Embora alguns quadros agudos (aparecem de repente) possam ser revertidos, para boa parte dessas pessoas a doença é crônica, e o tratamento —que inclui mudanças no estilo de vida e uso de medicamentos— visará conter o avanço da doença e aliviar sintomas.
Mas os médicos advertem: o sucesso dessas estratégias depende muito da adesão do paciente à terapia indicada. Aliás, o transplante só será opção nos casos em que não haja resposta a essas medidas.
Entenda o que é cirrose
Trata-se do estágio avançado de agressões persistentes ao fígado que fazem com que as células hepáticas sejam substituídas por cicatrizes, que são definidas pelos médicos como fibroses.

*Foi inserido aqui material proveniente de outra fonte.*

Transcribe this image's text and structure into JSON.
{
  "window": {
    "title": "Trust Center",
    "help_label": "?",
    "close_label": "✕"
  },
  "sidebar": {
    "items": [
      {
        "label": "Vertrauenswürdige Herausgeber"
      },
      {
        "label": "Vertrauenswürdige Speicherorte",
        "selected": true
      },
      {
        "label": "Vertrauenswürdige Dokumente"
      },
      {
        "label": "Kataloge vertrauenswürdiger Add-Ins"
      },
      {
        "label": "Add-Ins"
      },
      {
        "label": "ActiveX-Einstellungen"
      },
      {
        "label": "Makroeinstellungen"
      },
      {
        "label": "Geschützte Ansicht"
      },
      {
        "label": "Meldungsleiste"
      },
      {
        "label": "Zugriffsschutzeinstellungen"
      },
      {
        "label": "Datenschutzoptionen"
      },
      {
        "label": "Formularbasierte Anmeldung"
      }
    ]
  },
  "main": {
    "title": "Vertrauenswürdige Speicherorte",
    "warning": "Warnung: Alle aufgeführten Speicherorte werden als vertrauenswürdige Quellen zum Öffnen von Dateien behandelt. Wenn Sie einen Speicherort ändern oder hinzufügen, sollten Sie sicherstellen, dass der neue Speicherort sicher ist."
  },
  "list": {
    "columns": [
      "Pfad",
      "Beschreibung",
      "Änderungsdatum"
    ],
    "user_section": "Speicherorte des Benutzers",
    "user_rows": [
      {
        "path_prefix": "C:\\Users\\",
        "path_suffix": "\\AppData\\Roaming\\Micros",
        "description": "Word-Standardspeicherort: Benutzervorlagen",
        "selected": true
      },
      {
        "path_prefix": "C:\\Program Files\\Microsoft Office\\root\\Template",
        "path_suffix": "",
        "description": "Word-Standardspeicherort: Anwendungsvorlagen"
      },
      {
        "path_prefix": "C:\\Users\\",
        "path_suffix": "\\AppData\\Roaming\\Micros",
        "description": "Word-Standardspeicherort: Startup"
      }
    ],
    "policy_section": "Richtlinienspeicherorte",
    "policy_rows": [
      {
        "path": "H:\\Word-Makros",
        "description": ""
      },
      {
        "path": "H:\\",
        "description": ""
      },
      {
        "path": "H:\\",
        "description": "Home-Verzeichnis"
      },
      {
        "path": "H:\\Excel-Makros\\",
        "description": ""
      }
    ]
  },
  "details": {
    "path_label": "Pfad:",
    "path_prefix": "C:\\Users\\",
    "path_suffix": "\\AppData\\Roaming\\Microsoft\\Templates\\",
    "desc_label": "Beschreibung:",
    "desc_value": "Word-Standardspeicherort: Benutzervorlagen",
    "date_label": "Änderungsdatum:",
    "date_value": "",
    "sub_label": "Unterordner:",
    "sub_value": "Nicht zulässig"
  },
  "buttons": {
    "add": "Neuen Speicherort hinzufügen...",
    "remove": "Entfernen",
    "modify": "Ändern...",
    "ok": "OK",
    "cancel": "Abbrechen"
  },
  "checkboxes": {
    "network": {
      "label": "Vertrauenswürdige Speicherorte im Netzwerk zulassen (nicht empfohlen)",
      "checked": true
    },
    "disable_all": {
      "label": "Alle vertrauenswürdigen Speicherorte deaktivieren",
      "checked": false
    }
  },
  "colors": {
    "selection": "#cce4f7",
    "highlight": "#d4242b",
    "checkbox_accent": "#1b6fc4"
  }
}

Toda vez que o órgão sofre uma agressão, a resposta é uma inflamação que leva à formação de células cicatriciais que crescem e acabam tomando o lugar das células saudáveis.
Por que isso acontece?
A doença pode decorrer das seguintes condições:
Causas adquiridas
• Infecções virais crônicas (hepatites B e C)
• Etilismo
• Uso de medicamentos, drogas e/ou exposição a substâncias químicas
• Causas autoimunes
• Hepatite (autoimune)
• Colangite biliar primária
• Colangite esclerosante primária
Causas hereditárias (herança genética)
• Hemocromatose hereditária (depósito de ferro no fígado)
• Doença de Wilson (depósito de cobre no fígado)
• Falta da enzima alfa 1-antitripsina
Fatores relacionados à síndrome metabólica e ao estilo de vida
• Hipertensão
• Diabetes
• Alteração no colesterol
• Obesidade
• Gordura no fígado
Importante saber que hipertensão, o diabetes, o colesterol e a obesidade são considerados fatores de risco para o surgimento da gordura no fígado. Entre todas as causas acima citadas, as mais frequentes são a hepatite C, o etilismo, a gordura no fígado e a hepatite B.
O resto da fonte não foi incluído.